“Big” leap of faith here: I’m sure you’ve heard of the phrase “no such thing as a free lunch.” I’m equally sure that most of you believe that phrase also.
By the way, how’s that “free” webmail or social media account of yours doing?
I’m going to do my best to dodge the entire “terms and conditions” conversation when using a free service in this piece, however exciting and important, instead focusing on one specific thing many give thanks for this Thanksgiving month: your data.
Perhaps lost on many of us is how much data we actually produce, transmit, share, have stolen, and yes, even lost.
Do you have a device on? You’re probably producing data, however insignificant you think it is.
Are you on an idle, but active connection? You’re probably transmitting data, however benign you believe it is.
Using an insecure connection? You’re probably leaving yourself open to data theft and loss.
Using a third-party service or app? You’re probably handing somebody oodles and oodles of data.

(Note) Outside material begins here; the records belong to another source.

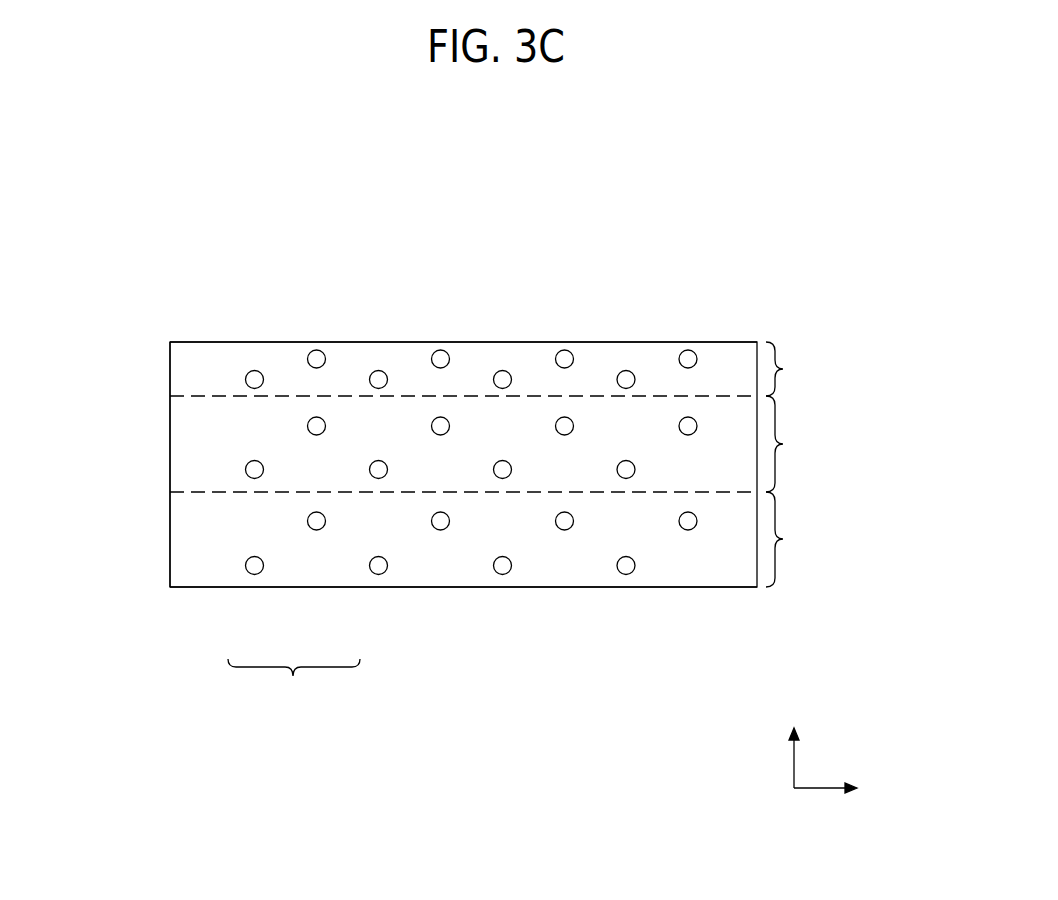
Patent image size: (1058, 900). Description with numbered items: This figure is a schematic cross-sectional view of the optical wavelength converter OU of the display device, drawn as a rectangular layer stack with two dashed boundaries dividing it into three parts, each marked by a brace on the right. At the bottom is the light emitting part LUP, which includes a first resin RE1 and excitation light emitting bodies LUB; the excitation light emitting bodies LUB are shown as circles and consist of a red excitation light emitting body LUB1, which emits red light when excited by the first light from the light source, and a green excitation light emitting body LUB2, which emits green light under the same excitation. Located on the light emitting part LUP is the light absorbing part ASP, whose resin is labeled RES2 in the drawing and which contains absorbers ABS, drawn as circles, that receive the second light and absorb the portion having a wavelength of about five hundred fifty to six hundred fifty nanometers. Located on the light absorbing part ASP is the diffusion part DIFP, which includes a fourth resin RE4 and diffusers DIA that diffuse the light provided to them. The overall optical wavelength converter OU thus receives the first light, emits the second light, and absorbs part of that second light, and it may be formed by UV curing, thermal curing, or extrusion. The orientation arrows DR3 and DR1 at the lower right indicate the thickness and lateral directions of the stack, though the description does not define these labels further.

The optical wavelength converter OU is at (651, 243).
The diffusers DIA is at (440, 350).
The fourth resin RE4 is at (720, 350).
The first resin RE1 is at (723, 567).
The second resin layer RES2 is at (183, 429).
The absorbers ABS is at (254, 470).
The red excitation light emitting body LUB1 is at (254, 574).
The green excitation light emitting body LUB2 is at (316, 530).
The excitation light emitting bodies LUB is at (294, 683).
The diffusion part DIFP is at (801, 369).
The light absorbing part ASP is at (496, 444).
The light emitting part LUP is at (496, 539).
The third direction DR3 is at (794, 744).
The first direction DR1 is at (845, 787).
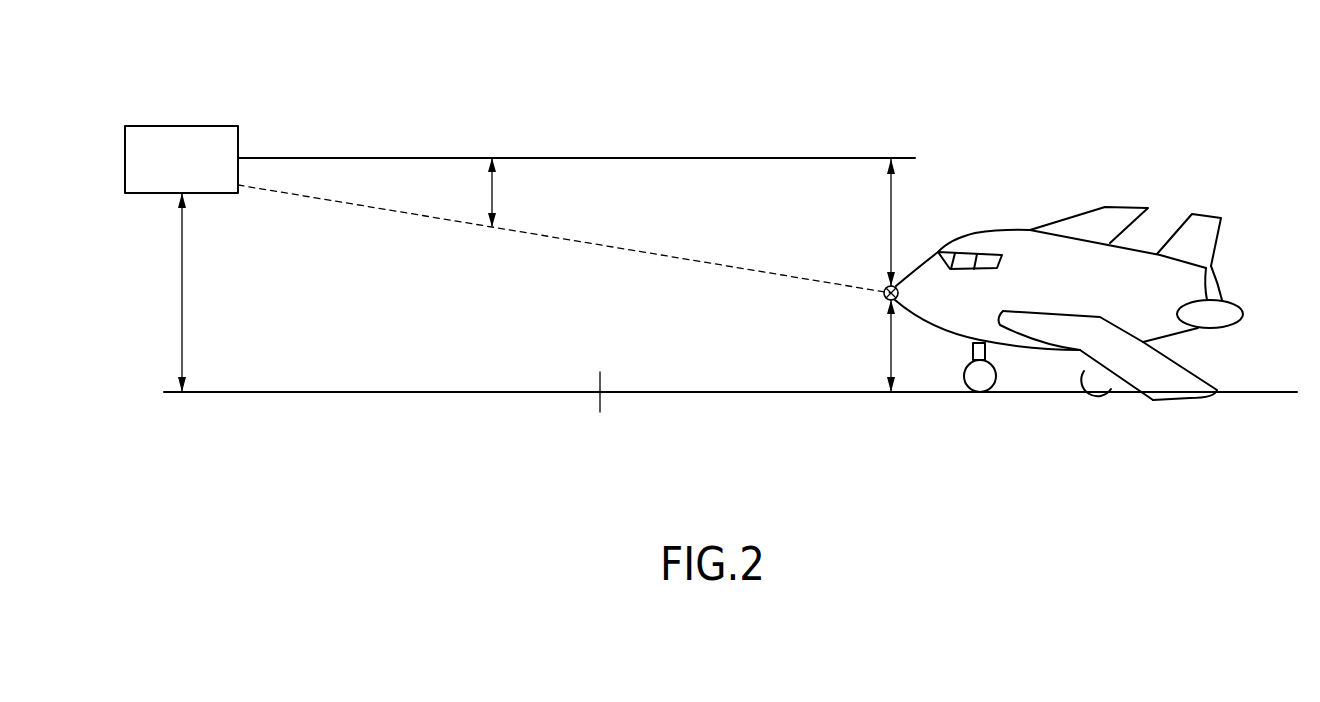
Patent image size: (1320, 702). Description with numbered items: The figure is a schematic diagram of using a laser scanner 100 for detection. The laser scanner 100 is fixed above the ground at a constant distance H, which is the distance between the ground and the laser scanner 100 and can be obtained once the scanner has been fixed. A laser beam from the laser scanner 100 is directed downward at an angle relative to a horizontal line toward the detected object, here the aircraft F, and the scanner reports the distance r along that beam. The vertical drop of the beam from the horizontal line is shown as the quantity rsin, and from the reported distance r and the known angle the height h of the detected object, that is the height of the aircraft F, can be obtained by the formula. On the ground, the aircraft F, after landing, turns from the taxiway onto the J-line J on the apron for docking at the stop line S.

The laser scanner 100 is at (181, 125).
The aircraft F is at (1232, 266).
The stop line S is at (598, 405).
The J-line J is at (752, 393).
The distance between the ground and the laser scanner H is at (169, 292).
The height of the detected object h is at (900, 346).
The reported distance r is at (604, 246).
The vertical offset r·sinθ = r·sin(δ·N) rsin is at (1006, 222).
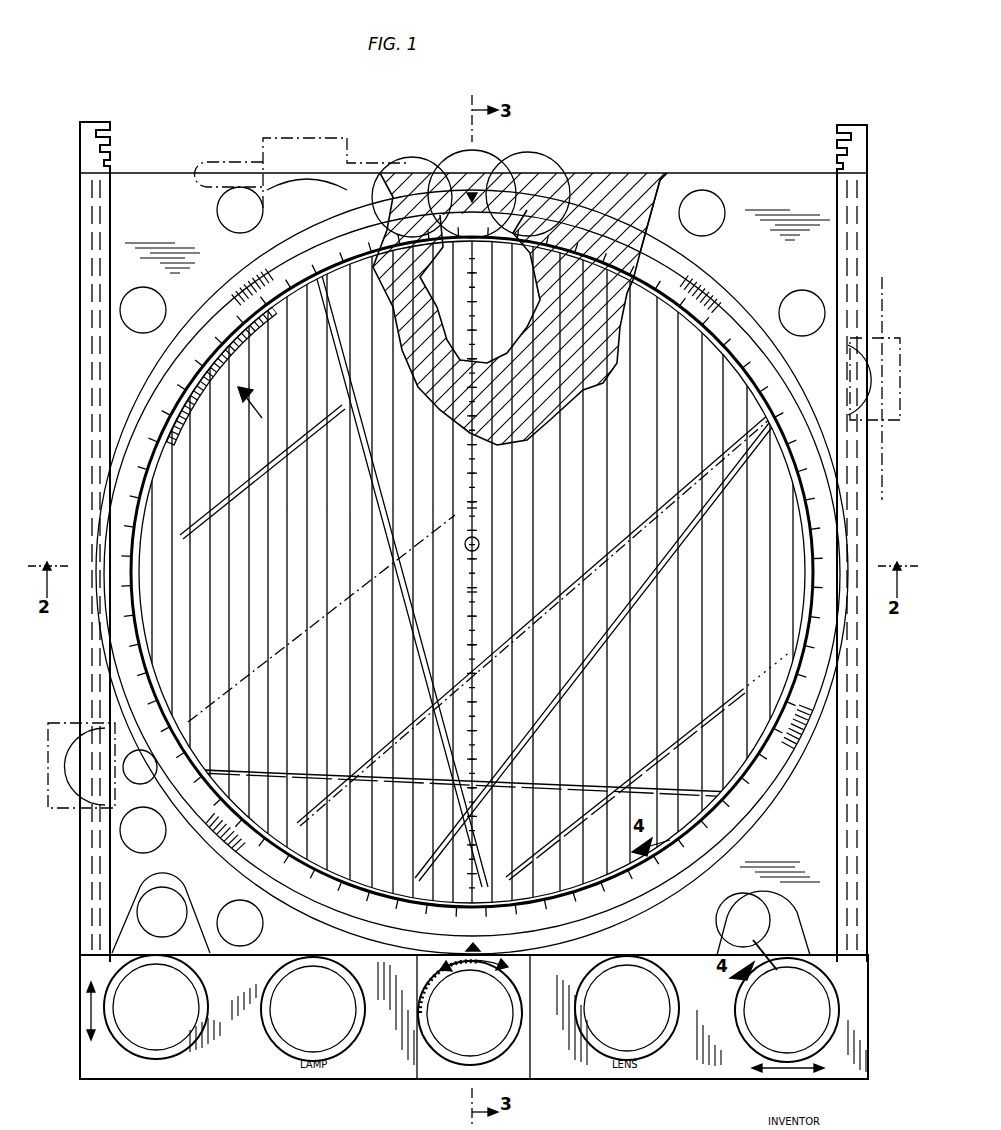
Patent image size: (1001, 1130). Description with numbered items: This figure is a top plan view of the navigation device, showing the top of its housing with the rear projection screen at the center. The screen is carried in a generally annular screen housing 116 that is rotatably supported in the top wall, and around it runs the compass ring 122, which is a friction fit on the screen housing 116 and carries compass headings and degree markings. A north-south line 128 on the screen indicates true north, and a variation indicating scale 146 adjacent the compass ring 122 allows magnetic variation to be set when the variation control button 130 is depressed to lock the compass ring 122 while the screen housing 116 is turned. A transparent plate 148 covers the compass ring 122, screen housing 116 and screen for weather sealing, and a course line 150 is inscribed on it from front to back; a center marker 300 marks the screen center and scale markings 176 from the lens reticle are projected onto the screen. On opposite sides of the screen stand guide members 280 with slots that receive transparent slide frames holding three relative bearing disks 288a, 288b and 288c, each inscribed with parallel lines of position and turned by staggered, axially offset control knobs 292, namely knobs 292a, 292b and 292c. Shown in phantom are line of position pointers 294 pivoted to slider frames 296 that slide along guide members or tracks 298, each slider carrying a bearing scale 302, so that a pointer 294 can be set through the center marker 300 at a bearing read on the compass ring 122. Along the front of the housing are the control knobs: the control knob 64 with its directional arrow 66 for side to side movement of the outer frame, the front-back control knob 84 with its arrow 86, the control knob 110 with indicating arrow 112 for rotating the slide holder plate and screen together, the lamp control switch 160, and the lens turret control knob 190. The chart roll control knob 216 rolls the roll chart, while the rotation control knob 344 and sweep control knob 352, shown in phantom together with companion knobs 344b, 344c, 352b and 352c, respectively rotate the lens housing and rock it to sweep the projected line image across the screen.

The control knob 292 is at (86, 126).
The bearing scale 302 is at (274, 186).
The control knob 292a is at (470, 148).
The control knob 292b is at (431, 158).
The control knob 292c is at (552, 168).
The compass ring 122 is at (602, 238).
The screen housing 116 is at (640, 227).
The guide roller 344c is at (705, 236).
The guide roller 352c is at (820, 295).
The guide members or tracks 298 is at (878, 314).
The slider frame 296 is at (840, 345).
The guide roller 352b is at (224, 221).
The guide roller 344b is at (140, 333).
The variation indicating scale 146 is at (255, 325).
The north-south line 128 is at (262, 420).
The transparent plate 148 is at (482, 287).
The relative bearing disk 288c is at (536, 336).
The relative bearing disk 288b is at (588, 376).
The relative bearing disk 288a is at (700, 437).
The course line 150 is at (478, 509).
The center marker 300 is at (480, 544).
The scale markings 176 is at (478, 593).
The line of position pointers 294 is at (633, 597).
The guide members 280 is at (876, 705).
The sweep control knob 352 is at (165, 858).
The chart roll control knob 216 is at (175, 892).
The rotation control knob 344 is at (263, 928).
The arrow 86 is at (84, 1012).
The front-back control knob 84 is at (170, 1018).
The lamp control switch 160 is at (334, 1020).
The control knob 110 is at (490, 1025).
The indicating arrow 112 is at (524, 975).
The lens turret control knob 190 is at (648, 1019).
The control knob 64 is at (801, 1021).
The directional arrow 66 is at (790, 1070).
The variation control button 130 is at (757, 930).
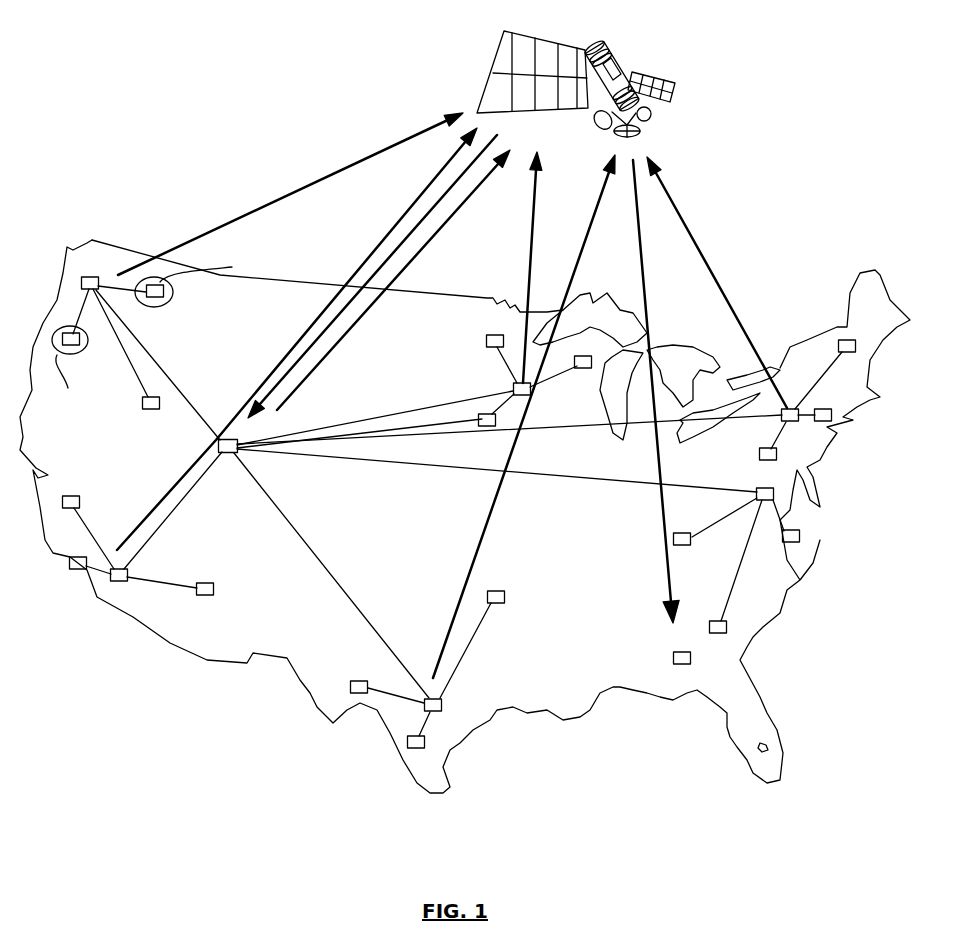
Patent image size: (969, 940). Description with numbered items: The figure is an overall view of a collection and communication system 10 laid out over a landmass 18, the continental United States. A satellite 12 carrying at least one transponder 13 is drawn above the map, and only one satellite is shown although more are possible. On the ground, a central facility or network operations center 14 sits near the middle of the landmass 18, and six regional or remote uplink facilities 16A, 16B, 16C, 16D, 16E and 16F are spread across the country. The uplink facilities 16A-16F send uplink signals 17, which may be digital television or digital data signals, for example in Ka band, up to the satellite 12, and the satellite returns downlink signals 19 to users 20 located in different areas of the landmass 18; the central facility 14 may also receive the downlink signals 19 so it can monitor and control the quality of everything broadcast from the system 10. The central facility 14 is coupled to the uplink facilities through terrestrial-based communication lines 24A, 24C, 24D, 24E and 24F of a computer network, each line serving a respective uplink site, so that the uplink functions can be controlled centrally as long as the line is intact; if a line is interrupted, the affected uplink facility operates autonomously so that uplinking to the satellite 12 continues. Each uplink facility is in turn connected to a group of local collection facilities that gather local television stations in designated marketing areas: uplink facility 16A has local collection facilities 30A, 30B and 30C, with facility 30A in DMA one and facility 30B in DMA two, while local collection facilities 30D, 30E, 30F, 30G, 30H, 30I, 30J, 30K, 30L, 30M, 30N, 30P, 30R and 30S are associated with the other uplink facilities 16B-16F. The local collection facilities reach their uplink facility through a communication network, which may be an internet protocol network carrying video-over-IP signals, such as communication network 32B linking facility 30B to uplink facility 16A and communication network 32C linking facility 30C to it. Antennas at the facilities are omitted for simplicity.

The collection and communication system 10 is at (125, 157).
The satellite 12 is at (617, 63).
The transponder 13 is at (618, 60).
The central facility or network operations center 14 is at (229, 455).
The regional or remote uplink facility 16A is at (86, 273).
The regional or remote uplink facility 16B is at (119, 582).
The regional or remote uplink facility 16C is at (513, 387).
The regional or remote uplink facility 16D is at (800, 410).
The regional or remote uplink facility 16E is at (757, 488).
The regional or remote uplink facility 16F is at (443, 702).
The uplink signal 17 is at (282, 195).
The landmass 18 is at (775, 750).
The downlink signal 19 is at (430, 207).
The user 20 is at (680, 652).
The communication line 24A is at (150, 355).
The communication line 24C is at (377, 418).
The communication line 24D is at (566, 430).
The communication line 24E is at (575, 480).
The communication line 24F is at (306, 545).
The local collection facility 30A is at (88, 338).
The local collection facility 30B is at (172, 292).
The local collection facility 30C is at (151, 411).
The local collection facility 30D is at (78, 495).
The local collection facility 30E is at (212, 595).
The local collection facility 30F is at (70, 570).
The local collection facility 30G is at (487, 341).
The local collection facility 30H is at (580, 370).
The local collection facility 30I is at (487, 427).
The local collection facility 30J is at (360, 680).
The local collection facility 30K is at (503, 590).
The local collection facility 30L is at (407, 742).
The local collection facility 30M is at (838, 345).
The local collection facility 30N is at (824, 423).
The local collection facility 30P is at (760, 455).
The local collection facility 30R is at (728, 627).
The local collection facility 30S is at (684, 545).
The communication network 32B is at (112, 278).
The communication network 32C is at (143, 383).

Remember, the funny thing about data is that you do not need to have a huge file size to still have a lot of data. An entire book 250 pages long, written in plain text (using Notepad or some similar program) may be less than 0.5MB in total file size.
Now imagine instead of words in a novel, those 250 pages were log in/out details, e-mail addresses, contacts, GPS coordinates, financial transactions, or customers? You’re catching my drift I hope: files small in data size are not necessarily small in data richness; in fact, they can be data treasure troves.
Furthermore, given today’s computational power available at the commercial and consumer level, just about anybody has the means to take that data, crunch it, analyze it, and get some interesting picture of what’s going on.
People are perfectly at liberty to not care any of this is going on if you’re dealing with your own personal data – if you want to be a wide open book to the Internet, that’s your business – but that’s not so easy to say when you’re handling somebody else’s data, like an employer’s.
It’s for this reason you want to take steps that stop unnecessary data flow right at the beginning. What does that mean? It means keeping devices off when you don’t need them. It means shutting down your Bluetooth, Wi-Fi, and NFC radios when you’re not using them. It means limiting third-party services wherever possible or at least getting some super agreements that will protect your data in some meaningful way (and that usually means you have to pay for your lunch).
Can taking these extra steps be a pain and inconvenience at times? Yes, they can. But these steps can also save you a world of hurt in the future.
Remember, not all cyberspace actors – good or bad – have the same intent, but many of them are happy to take your data, whether it’s to improve their AI algorithms or whether it’s to rob you blind. That’s why they are giving thanks to you.
Small behavioral steps can make a huge difference. It’s just a matter of a little personal training. And that little training can go such a long way that you may even give thanks for this small blog piece.